The legislature of Colorado has completed the law to enforce the State-wide constitutional prohibition amendment, effective January 1, 1916. Senate and House adopted the report of the conference committee, and the measure now goes to the governor.

Kiddie With a Mighty Punch.

When he was startled from sleep and found a big burglar beating his mother, Isidore Weinstein, six years old, of Cleveland, Ohio, drew back a bare foot and drove it hard into the robber’s face. The robber apparently believing that he had been struck by a man’s fist, took to his heels.

Mrs. Edith Weinstein and her son live alone in rooms adjoining her candy store. She was awakened long after midnight by a man’s hands at her throat. The burglar had entered by forcing a bedroom window. Mrs. Weinstein screamed. Then the burglar beat her with his fist until she was nearly unconscious.

Isidore’s bare foot saved the day. Mrs. Weinstein is sure the burglar mistook Isidore’s kick for the blow of a man’s fist. If he had known her protector was only a six-year-old boy, there would have been a different story, she is confident.

A Triple Sport Alliance.

A triple understanding in all branches of sport by Yale, Harvard, and Princeton is at hand. The signing of a formal agreement by the three for a series of nine games to settle the triple baseball championship and the continued conferences of the captains of the three elevens of the universities are surface indications of the movement that has been quietly in progress for several years, furthered by Yale, for at least a general understanding between the three in all branches of the sport.

In track athletics and rowing the triple entente is not in operation.
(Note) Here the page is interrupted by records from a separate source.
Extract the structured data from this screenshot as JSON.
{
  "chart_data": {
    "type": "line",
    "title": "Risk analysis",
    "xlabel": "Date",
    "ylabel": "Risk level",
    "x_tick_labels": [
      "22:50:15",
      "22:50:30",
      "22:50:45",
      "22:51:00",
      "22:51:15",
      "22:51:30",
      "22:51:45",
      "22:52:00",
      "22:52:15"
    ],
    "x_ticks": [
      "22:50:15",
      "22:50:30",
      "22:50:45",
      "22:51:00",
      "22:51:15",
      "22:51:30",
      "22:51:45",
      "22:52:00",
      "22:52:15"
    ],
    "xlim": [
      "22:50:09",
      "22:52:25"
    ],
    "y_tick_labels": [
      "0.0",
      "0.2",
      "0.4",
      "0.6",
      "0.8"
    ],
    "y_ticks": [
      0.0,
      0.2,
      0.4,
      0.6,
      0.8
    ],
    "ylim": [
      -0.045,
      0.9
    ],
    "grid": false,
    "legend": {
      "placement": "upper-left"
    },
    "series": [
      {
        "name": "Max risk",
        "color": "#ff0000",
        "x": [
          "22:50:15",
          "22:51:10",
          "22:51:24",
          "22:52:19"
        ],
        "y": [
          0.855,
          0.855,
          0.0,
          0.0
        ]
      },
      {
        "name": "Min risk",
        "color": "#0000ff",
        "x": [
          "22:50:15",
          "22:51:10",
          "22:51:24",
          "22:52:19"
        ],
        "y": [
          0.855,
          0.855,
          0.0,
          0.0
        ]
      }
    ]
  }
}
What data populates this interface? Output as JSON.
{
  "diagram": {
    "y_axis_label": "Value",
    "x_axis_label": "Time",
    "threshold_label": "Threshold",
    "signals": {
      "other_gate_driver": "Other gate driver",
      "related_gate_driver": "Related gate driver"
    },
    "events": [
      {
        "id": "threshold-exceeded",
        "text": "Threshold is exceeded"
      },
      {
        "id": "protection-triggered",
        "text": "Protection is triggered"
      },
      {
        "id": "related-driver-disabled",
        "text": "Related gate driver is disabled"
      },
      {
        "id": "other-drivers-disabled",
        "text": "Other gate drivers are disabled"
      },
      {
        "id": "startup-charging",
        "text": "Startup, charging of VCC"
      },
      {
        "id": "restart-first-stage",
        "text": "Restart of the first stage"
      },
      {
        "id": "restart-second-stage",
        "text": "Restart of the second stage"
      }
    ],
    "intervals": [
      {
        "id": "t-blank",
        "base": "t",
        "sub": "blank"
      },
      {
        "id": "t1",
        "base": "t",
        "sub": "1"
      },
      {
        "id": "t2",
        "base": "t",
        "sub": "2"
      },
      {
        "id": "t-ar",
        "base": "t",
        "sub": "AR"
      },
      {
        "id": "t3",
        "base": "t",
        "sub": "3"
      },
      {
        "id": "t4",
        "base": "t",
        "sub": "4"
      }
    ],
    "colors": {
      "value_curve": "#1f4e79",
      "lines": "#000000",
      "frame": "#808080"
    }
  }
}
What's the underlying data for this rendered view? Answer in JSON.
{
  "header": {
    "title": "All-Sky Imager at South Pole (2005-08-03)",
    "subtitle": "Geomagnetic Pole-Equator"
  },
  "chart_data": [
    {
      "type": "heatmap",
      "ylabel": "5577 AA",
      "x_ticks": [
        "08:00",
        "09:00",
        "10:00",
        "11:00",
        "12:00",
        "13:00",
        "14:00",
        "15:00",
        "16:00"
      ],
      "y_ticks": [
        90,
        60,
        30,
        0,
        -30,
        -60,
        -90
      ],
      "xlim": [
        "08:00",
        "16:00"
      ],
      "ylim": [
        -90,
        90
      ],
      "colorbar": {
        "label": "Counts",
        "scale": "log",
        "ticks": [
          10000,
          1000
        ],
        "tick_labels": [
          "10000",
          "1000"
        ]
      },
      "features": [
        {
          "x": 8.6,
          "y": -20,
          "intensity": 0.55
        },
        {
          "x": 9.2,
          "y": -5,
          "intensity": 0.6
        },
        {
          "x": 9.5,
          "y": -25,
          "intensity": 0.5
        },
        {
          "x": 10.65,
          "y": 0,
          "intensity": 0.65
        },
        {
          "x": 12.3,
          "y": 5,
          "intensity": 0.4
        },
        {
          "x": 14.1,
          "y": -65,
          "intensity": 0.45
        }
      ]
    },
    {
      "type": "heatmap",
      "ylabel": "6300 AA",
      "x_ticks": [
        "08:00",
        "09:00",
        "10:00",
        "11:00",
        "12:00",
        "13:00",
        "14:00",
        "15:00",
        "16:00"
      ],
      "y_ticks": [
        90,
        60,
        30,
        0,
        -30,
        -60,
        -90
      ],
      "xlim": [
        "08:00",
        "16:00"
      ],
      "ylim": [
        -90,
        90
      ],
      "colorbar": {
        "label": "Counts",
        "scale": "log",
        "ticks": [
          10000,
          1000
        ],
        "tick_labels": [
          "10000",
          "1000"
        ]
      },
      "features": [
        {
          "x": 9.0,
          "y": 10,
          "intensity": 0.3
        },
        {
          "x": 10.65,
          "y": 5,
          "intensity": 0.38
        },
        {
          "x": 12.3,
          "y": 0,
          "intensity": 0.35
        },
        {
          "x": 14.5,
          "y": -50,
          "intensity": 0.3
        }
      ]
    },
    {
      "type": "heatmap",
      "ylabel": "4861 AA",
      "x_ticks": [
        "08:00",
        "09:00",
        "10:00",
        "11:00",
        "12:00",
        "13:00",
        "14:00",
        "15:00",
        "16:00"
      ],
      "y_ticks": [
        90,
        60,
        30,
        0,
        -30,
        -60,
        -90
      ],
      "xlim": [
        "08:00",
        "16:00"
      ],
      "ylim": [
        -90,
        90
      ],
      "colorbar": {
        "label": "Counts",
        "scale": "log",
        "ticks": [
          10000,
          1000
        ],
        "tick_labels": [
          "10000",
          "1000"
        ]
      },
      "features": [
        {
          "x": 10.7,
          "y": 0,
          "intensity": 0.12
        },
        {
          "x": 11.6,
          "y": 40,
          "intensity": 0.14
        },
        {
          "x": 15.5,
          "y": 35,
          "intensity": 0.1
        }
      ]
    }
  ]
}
Yale meets both her rivals on the track and would be glad for them to meet each other, but Harvard and Princeton have no arrangement for such contests. Princeton has not yet come into the Yale-Harvard annual rowing regatta on the Thames, but may do so at any time. Yale meets Princeton and Harvard both on the water annually, but there is no movement on the part of Princeton to arrange a dual-crew race with Harvard. Officials of the Princeton navy and athletic association have assured Yale rowing men that the Tigers were likely before long to come into the Yale-Harvard annual races at New London.

When the results of the series of informal football conferences between Yale, Harvard, and Princeton are announced, it is expected that progress toward a much more complete understanding of gridiron matters of mutual interest will be shown. The informal talks of Captains Wilson, of Yale; Mahan, of Harvard, and Glick, of Princeton, will be projected into the business of the general athletic committees of the three universities during the remainder of the school year.

The agreement for a definite series of nine baseball games has completed another project, suggested by Yale, similar to that proposed by Coach Frank Quinby, of the Eli baseball team, last year, which has resulted in a formal agreement of the three universities for the coaches of their baseball nines to remain off the player’s benches during a game for the purpose of proving the contests to be a genuine battle of the undergraduate players and captains.